Mother language-based multilingual instruction. Rep. Gunigundo continues: “The country’s native languages, including the Filipino Sign Language, have been given official status through the institutionalization of mother tongue-based multilingual instruction in our education system. Under Republic Act No. 10533 signed by President Aquino on May 15, basic education shall be conducted in the learner’s native language throughout kindergarten and the elementary grades. English and Filipino shall be gradually introduced beginning Grade 4 until such time that these can become the primary languages of instruction in the secondary level.

“Muddling by the Komisyon sa Wikang Filipino.” “However,” according to Rep. Gunigundo, “these goals have been muddled by the very institution we have entrusted to take care of our languages. Recently, the Komisyon sa Wikang Filipino (KWF) announced that it was changing the official name of our country from ‘Pilipinas’ to ‘Filipinas.’ The KWF obviously is not aware that there are two official versions of the 1987 Constitution, one in English and one in the national language. Each version was approved and signed by the members of the Constitutional Commission. In the national language version, we read that our country is officially referred to as Republika ng Pilipinas.”

Representative Gunigundo concludes. “I think it is time to reinvent the Komisyon sa Wikang Filipino into a Komisyon ng mga Wika sa Pilipinas, or a Commission on Philippine Languages. xxx One nation, one language, one culture” is out. “One nation, many languages, many cultures” is in.” He also strongly recommends that our schools refrain from enforcing the rule that only English or Filipino should be spoken in our various schools and colleges.

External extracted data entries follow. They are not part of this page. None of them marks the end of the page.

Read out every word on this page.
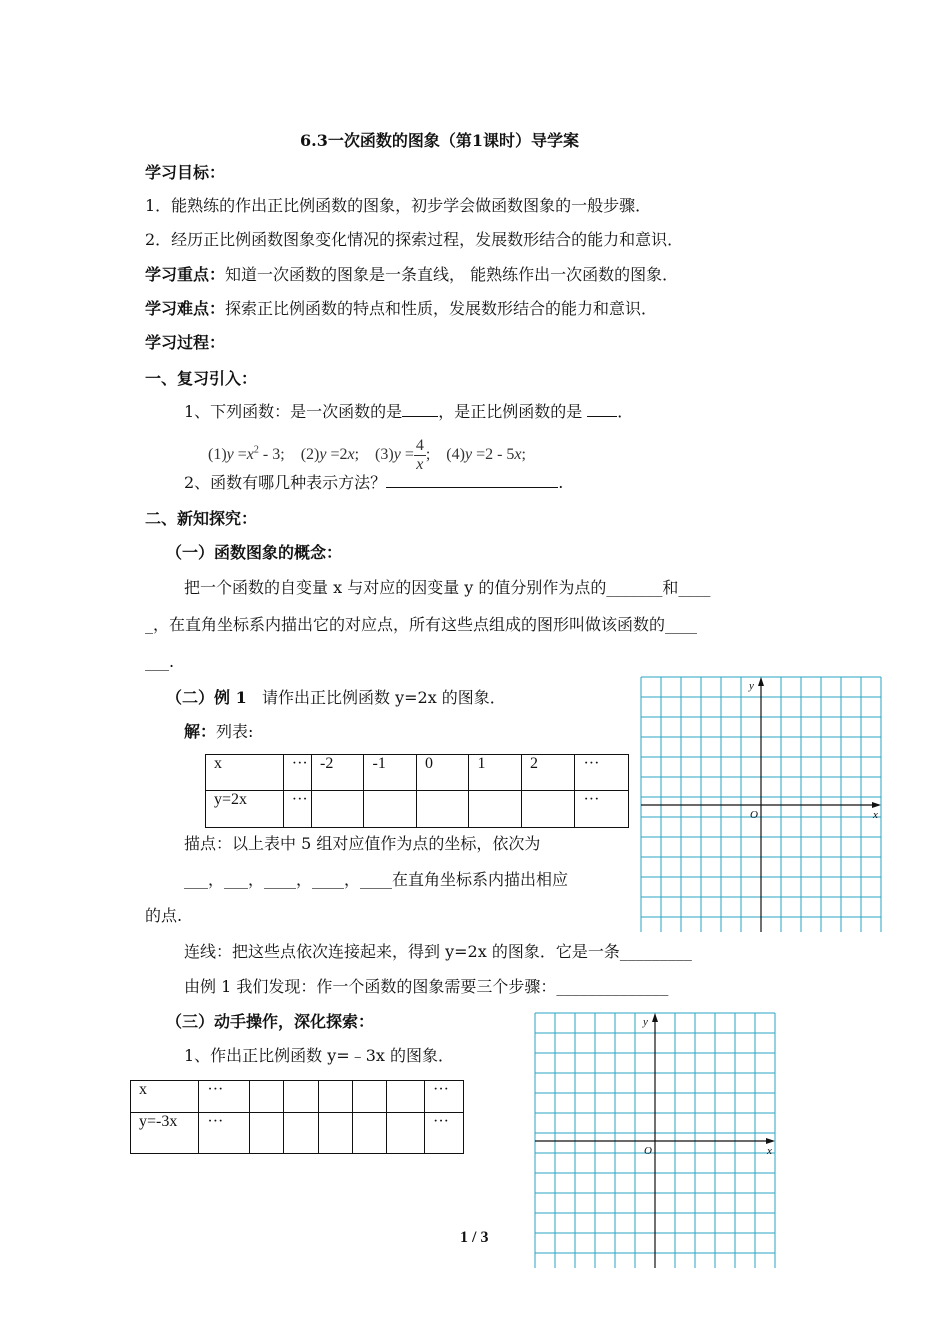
6.3一次函数的图象（第1课时）导学案
学习目标：
1．能熟练的作出正比例函数的图象，初步学会做函数图象的一般步骤．
2．经历正比例函数图象变化情况的探索过程，发展数形结合的能力和意识．
学习重点：知道一次函数的图象是一条直线， 能熟练作出一次函数的图象．
学习难点：探索正比例函数的特点和性质，发展数形结合的能力和意识．
学习过程：
一、复习引入：
1、下列函数：是一次函数的是 ，是正比例函数的是 ．
$(1)y =x^2 - 3$; (2)y =2x; $(3)y = \frac{4}{x}$ ; (4)y =2 - 5x;
2、函数有哪几种表示方法？	.
二、新知探究：
（一）函数图象的概念：
把一个函数的自变量 x 与对应的因变量 y 的值分别作为点的_______和____
_，在直角坐标系内描出它的对应点，所有这些点组成的图形叫做该函数的____
___.
（二）例 1 请作出正比例函数 y=2x 的图象．
解：列表:
x	···	-2	-1	0	1	2	···
y=2x	···						···
描点：以上表中 5 组对应值作为点的坐标，依次为
___，___，____，____，____在直角坐标系内描出相应
的点.
连线：把这些点依次连接起来，得到 y=2x 的图象．它是一条_________
由例 1 我们发现：作一个函数的图象需要三个步骤：______________
（三）动手操作，深化探索：
1、作出正比例函数 y=﹣3x 的图象．
x	···						···
y=-3x	···						···
y
x
O
y
x
O
1 / 3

To him this is prejudicial to our other indigenous languages; it even violates our human right of free expression.

Failure to evolve Filipino as our national language.  I should add that a common and valid criticism of the Komisyon sa Wikang Filipino is its failure to effectively evolve our national language as mandated by our Constitution. Being largely Tagalog, “Filipino” should  consciously incorporate  and adapt words from our various regional languages as well as foreign languages such as Spanish, English, Bahasa, and Arabic. The Komisyon has not learned the lesson why English has become the most popular and accepted international language or lingua franca. This is because English continually borrows and incorporates foreign and technical words into its usage and dictionary.

In the Visayas (Bohol and Cebu) where I grew up, we count in Spanish and adopt various  Spanish words. Counting in Tagalog is awkward and difficult as you go to the larger numbers and dates. Unibersidad ng Pilipinas retains “U.P.” while Pamantasan ng Pilipinas makes “U.P.” “PP.” Kalinaw in Binisaya is shorter and sounds better than Kapayapaan.” Indonesians and Malaysians are more practical in adapting English words as in konfrontasi (confrontation), komisi (commission), korupsi (corruption) burukrasi (bureaucracy).   

Let us consciously sustain our multilingual and pluralistic culture as we seek national unity, modernize, democratize, and develop!